2012.05.09 It's a little lonely in the hotel bathroom

Written by David Green.


I couldn’t convince David to accompany me to Traverse City last week for a library conference, so when I stepped into the tub full of hot water and oatmeal goat milk bath soak, I was all alone.

Alone, and immediately given to paranoid thought once my big toe hit the water: “What if I had a heart attack? Or what if I just passed out? And then fell in the water and drowned? Nobody would know until the maid knocked on the door in the morning. Did I put the ‘Do Not Disturb’ sign on the door? It could be days before they find me.”

I let those thoughts drift as I sunk into the tub, wafts of lavender calming me down. I had selected lavender essential oil to scent the bath soak I made at the library’s Spa Products from the Kitchen session, and taken it and a couple other samples with me on the journey north. I suppose it was just as well David didn’t come. He probably wouldn’t have appreciated looking at the pumpkin mask smeared all over my face and bits of it falling off here and there.

And he surely would have complained the next night about the clumps of brown sugar scrub that dropped all over the sink when I tried applying it to my face. I finally decided the whole operation should move to the bathtub where I again entertained paranoid thoughts of dying...this time from slipping on the oily clumps of sugar scrub and hitting my head on the faucet.

I needed my granddaughter Caroline in the bathroom with me. At age one, she loves bathrooms. On her last visit a couple weeks ago, she spent a good deal of time there, discovering a variety of items under the sink after she figured out how to open the cupboard door. 

There wasn’t anything particularly dangerous under there except for the deconstructed hangar David uses to de-rat the drain. I dispensed with that gross item pretty quickly and Caroline spent a long time examining and discarding empty Dr. Bronner’s soap bottles. 

When she tired of that and crawling her skinny self inside the cupboard, she fixated on the bathroom scale, laughing as the red arrow responded to her swatting by moving back and forth. I could have sent her into gales of laughter had I stood on the scale and sent the little red arrow into territory never before seen by its pointy little red head.

But Caroline and Rosie were back in Baton Rouge and I was on my own.

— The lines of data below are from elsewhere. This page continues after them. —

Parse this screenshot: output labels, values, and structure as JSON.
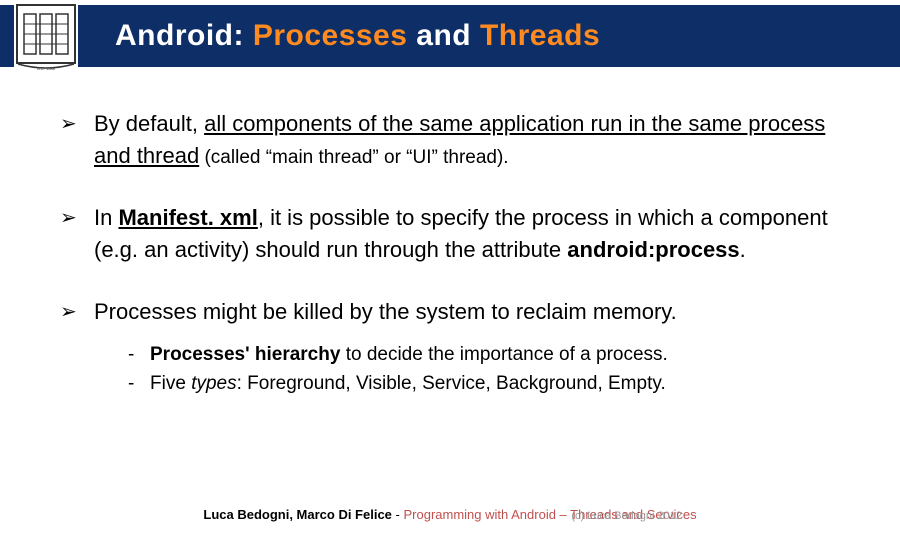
{
  "header": {
    "title_prefix": "Android: ",
    "title_hl1": "Processes",
    "title_mid": " and ",
    "title_hl2": "Threads"
  },
  "bullet1": {
    "lead": "By default, ",
    "under": "all components of the same application run in the same process and thread",
    "tail_small": " (called “main thread” or “UI” thread)."
  },
  "bullet2": {
    "lead": "In ",
    "bold_under": "Manifest. xml",
    "mid": ", it is possible to specify the process in which a component (e.g. an activity)  should run through the attribute ",
    "bold_tail": "android:process",
    "dot": "."
  },
  "bullet3": {
    "text": "Processes might be killed by the system to reclaim memory.",
    "sub1_bold": "Processes' hierarchy",
    "sub1_rest": " to decide the importance of a process.",
    "sub2_lead": "Five ",
    "sub2_ital": "types",
    "sub2_rest": ": Foreground, Visible, Service, Background, Empty."
  },
  "footer": {
    "authors": "Luca Bedogni, Marco Di Felice",
    "sep": " - ",
    "course": "Programming with Android – Threads and Services",
    "overlay": "(c) Luca Bedogni 2012"
  }
}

I had a pretty great time nonetheless, attending conference sessions during the day and visiting one night with my friend Kate and the other with my son Ben’s mother-in-law, Kim. Both visits involved the consumption of Poppycock cake.

Poppycock is actually the name of the restaurant, not a kind of cake, and it was closing when Kate and I arrived. So, we just got cake to go, Chocolate Oblivion for her and Almond something-or-other for me. We traded bites, and, although mine was good, Kate’s was divine. It was so good, I met Kim there the next night. I was all set to order Chocolate Oblivion, when I got a yen for Key Lime Pie. Actually, I could have chosen everything but tiramisu (“ugh” to coffee) on the dessert menu, but I decided I would have the Key Lime Pie (absolutely delicious) and order the Chocolate Oblivion to go in David’s honor.

On the way home Friday night I stopped at a rest area to eat the cake and go to the bathroom, but David had warped me about rest areas when I once took a nap at one on the way home from East Lansing. He accused me of being nuts, that I could have been killed by some crazy person lurking there. I could have died in the bathtub, but he never warned me about that.

When I pulled off I thought the rest area looked spookily dark, but decided it was only because it was situated behind a lot of trees and probably looked beautiful in the day time. When I approached the parking lot, though, there was only one car...on the other side of the lot, away from the bathrooms and nobody was moving about. The place looked completely uninhabited.

It had been three hours since I started the trip and probably four since I’d gone to the bathroom at the Cherry Republic, but there was no way I was getting out of the car.  

However there was a way I was going to eat the cake and that was with the car still running and a fork shoveling it in. I put the container right up to my mouth and gobbled a few bites before I had one of those mini freak-out, get-me-out-of-here moments. It was just too dark and spooky.

It must be obvious by now that I had only pretended the Chocolate Oblivion was for David. Had he come with me, he, number one, wouldn’t have eaten dinner at 8:30 at night, and two, wouldn’t have ordered dessert. He almost always passes on dessert...and then tries to eat mine. There’s a reason he’s gained only three pounds since we’ve been married, whereas I am moving on toward a whopping 45-pound gain.

Like I said...get me on a scale and I could send Caroline into fits of laughter.